HenrikBengtsson / future.callr

:rocket: R package future.callr: A Future API for Parallel Processing using 'callr'
https://future.callr.futureverse.org
62 stars 1 forks source link

The worker is not freed when an unresolved future loses its reference. #20

Open randy3k opened 2 years ago

randy3k commented 2 years ago

The "worker" is not freed when an unresolved future loses its reference.

future::plan(future.callr::callr, workers = 10)

future::nbrOfFreeWorkers()
#> [1] 10

x <- future.callr::callr(1)
x <- NULL

future::nbrOfFreeWorkers()
#> [1] 9
  1. If the future is finished, we should remove the future from the registry
  2. If the future is still running, there should be a mechanism to stop the R subprocess
randy3k commented 2 years ago

One workaround that I found is to clear the db object manually.

assign("db", list(), envir = environment(environment(future.callr:::nbrOfFreeWorkers.callr)$FutureRegistry))

I guess you could make use of weak references to keep track of the futures in the registry.

HenrikBengtsson commented 2 years ago

Thanks for reporting. Yes, "this is expected". Modulo issue #21, at least it should always be possible to create one more future in this situation, because when nbrOfFreeWorkers() == 0, then (and only then), an attempt to resolve and collect (="free up") one of the active futures.

Before anything else, I'm curious, how do you end up in this situation?

  1. If the future is finished, we should remove the future from the registry

Yes, one could hook into R's garbage collector by registering a finalizer using one dummy environment per future. When finalized, we could free up the internal registry.
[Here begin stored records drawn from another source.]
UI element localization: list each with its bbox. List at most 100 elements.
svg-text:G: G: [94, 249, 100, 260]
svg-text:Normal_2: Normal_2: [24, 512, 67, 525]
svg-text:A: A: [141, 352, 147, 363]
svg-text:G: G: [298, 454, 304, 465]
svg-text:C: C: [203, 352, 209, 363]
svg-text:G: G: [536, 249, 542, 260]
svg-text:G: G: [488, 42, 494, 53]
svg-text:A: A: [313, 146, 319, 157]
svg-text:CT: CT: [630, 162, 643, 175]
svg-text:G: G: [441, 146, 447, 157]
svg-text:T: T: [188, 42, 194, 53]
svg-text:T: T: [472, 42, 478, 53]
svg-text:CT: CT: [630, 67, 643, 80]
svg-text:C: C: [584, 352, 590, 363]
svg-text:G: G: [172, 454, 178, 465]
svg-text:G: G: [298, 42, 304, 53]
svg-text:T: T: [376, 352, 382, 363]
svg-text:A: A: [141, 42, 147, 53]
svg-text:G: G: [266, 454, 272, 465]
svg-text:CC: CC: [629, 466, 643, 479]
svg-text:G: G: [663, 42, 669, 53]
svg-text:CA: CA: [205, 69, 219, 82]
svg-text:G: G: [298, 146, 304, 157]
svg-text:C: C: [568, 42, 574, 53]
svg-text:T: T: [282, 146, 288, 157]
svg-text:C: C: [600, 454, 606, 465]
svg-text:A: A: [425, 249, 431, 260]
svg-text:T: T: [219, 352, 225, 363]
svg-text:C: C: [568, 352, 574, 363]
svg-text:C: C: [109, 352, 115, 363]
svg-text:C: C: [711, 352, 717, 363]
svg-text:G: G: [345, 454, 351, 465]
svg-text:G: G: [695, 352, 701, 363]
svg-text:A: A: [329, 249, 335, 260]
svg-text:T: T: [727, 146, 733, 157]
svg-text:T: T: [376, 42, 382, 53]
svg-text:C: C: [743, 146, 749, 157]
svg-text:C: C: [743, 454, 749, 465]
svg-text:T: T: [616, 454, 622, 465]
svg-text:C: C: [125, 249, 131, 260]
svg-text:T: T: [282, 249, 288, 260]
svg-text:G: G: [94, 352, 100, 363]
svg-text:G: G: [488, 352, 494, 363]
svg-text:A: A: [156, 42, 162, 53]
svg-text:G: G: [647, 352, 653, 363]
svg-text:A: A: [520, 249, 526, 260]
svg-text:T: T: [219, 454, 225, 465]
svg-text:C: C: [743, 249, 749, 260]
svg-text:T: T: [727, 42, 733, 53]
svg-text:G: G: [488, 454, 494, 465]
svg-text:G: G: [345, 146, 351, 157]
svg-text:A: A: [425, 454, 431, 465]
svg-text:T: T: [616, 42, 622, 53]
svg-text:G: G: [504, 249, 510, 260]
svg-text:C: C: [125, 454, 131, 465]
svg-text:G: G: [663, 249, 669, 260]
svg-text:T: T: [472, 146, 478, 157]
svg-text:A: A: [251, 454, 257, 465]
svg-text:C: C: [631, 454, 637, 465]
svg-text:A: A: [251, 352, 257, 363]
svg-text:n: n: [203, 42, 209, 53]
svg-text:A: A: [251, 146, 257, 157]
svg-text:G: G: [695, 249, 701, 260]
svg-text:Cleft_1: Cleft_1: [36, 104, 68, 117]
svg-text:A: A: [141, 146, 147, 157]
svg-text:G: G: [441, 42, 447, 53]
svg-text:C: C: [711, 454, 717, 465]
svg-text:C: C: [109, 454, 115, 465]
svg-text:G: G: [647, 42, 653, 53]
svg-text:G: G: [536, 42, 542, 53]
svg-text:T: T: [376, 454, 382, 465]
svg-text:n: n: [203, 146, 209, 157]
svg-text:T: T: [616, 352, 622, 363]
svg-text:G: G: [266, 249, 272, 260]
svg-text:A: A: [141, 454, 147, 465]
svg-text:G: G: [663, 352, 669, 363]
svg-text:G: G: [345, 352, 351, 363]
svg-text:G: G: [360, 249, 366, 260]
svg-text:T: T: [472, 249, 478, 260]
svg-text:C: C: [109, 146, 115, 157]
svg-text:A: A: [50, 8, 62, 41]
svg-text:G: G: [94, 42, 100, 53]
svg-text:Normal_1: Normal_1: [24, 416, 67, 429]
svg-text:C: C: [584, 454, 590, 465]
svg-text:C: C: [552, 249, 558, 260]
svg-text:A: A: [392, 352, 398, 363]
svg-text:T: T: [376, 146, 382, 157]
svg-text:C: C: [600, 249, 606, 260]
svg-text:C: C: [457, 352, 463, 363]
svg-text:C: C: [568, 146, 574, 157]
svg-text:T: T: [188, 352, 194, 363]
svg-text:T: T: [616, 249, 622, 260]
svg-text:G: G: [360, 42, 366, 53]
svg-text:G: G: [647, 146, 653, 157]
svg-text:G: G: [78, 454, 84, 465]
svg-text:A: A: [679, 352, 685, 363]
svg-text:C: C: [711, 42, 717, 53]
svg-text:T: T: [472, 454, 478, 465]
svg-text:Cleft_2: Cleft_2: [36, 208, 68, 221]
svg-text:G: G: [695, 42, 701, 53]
FWIW, this is what happens when we lose references to R connections; they're cleaned out when running the GC.

  1. If the future is still running, there should be a mechanism to stop the R subprocess

This is possible but less straightforward because it has to fit in with the Future API, which yet doesn't have a concept of terminating futures. It also introduces a side effect, i.e. terminating instead of letting a future expression complete. So, these type of behaviors must work the same regardless of future backend. It's no the roadmap to figure this out.

randy3k commented 2 years ago

I noticed that no workers were available after I have interrupted a call to future.apply::future_lapply.

r$> future::plan(future.callr::callr, workers = 5)

r$> future.apply::future_lapply(1:5, function(.) Sys.sleep(1000))
^C

r$> future::nbrOfFreeWorkers()
[1] 0
randy3k commented 2 years ago

But I just realized that it is a more general problem as it also affects multisession

r$> future::plan(future::multisession, workers = 5)

r$> future.apply::future_lapply(1:5, function(.) Sys.sleep(1000))
^C

r$> future::nbrOfFreeWorkers()
[1] 0
randy3k commented 2 years ago

Yes, one could hook into R's garbage collector by registering a finalizer using one dummy environment per future. When finalized, we could free up the internal registry. FWIW, this is what happens when we lose references to R connections; they're cleaned out when running the GC.

If the registry is keeping references of the futures, the futures will never be gc'ed. That's why I mentioned weak references a bit earlier.

HenrikBengtsson commented 2 years ago

Workaround

I don't I ever explained how to get out:

library(future.apply)
plan(multisession, workers = 2)
y <- future_lapply(1:2, function(.) Sys.sleep(1000)) ## Ctrl-C
#> ^C
nbrOfFreeWorkers()
#> [1] 0

where there are no more available workers. To get out of this state, we currently have to force a new set of workers;

plan(sequential)
plan(multisession, workers = 2)
nbrOfFreeWorkers()
#> [1] 2

Moving forward

Having said this, I think there's more that can be done by the future framework here. For example, after the original futures finished, which takes 1000 seconds, we should be able to create new futures, but currently we can't.

One approach could be to check if nbrOfFreeWorkers() == 0L, then an attempt to garbage collect internal futures should be made before creating the first future.

randy3k commented 2 years ago

The workaround only works with multisession, but not callr workers.

HenrikBengtsson commented 2 years ago

The workaround only works with multisession, but not callr workers.

Correct; I forgot about this. There's a similar problem when creating 'cluster' future with a BYO 'cluster';

> cl <- parallelly::makeClusterPSOCK(2L)
> plan(cluster, workers = cl)
> for (kk in 1:2) future(Sys.sleep(1000))
> nbrOfFreeWorkers()
[1] 0
> plan(sequential)
> nbrOfFreeWorkers()
[1] 1
> plan(cluster, workers = cl)
# stalls until one of the `cl` workers is free

I understand why this happens in both cases. It is actually only for plan(multisession), and plan(cluster, workers = nworkers) and some other cases where the plan(sequential) workaround works.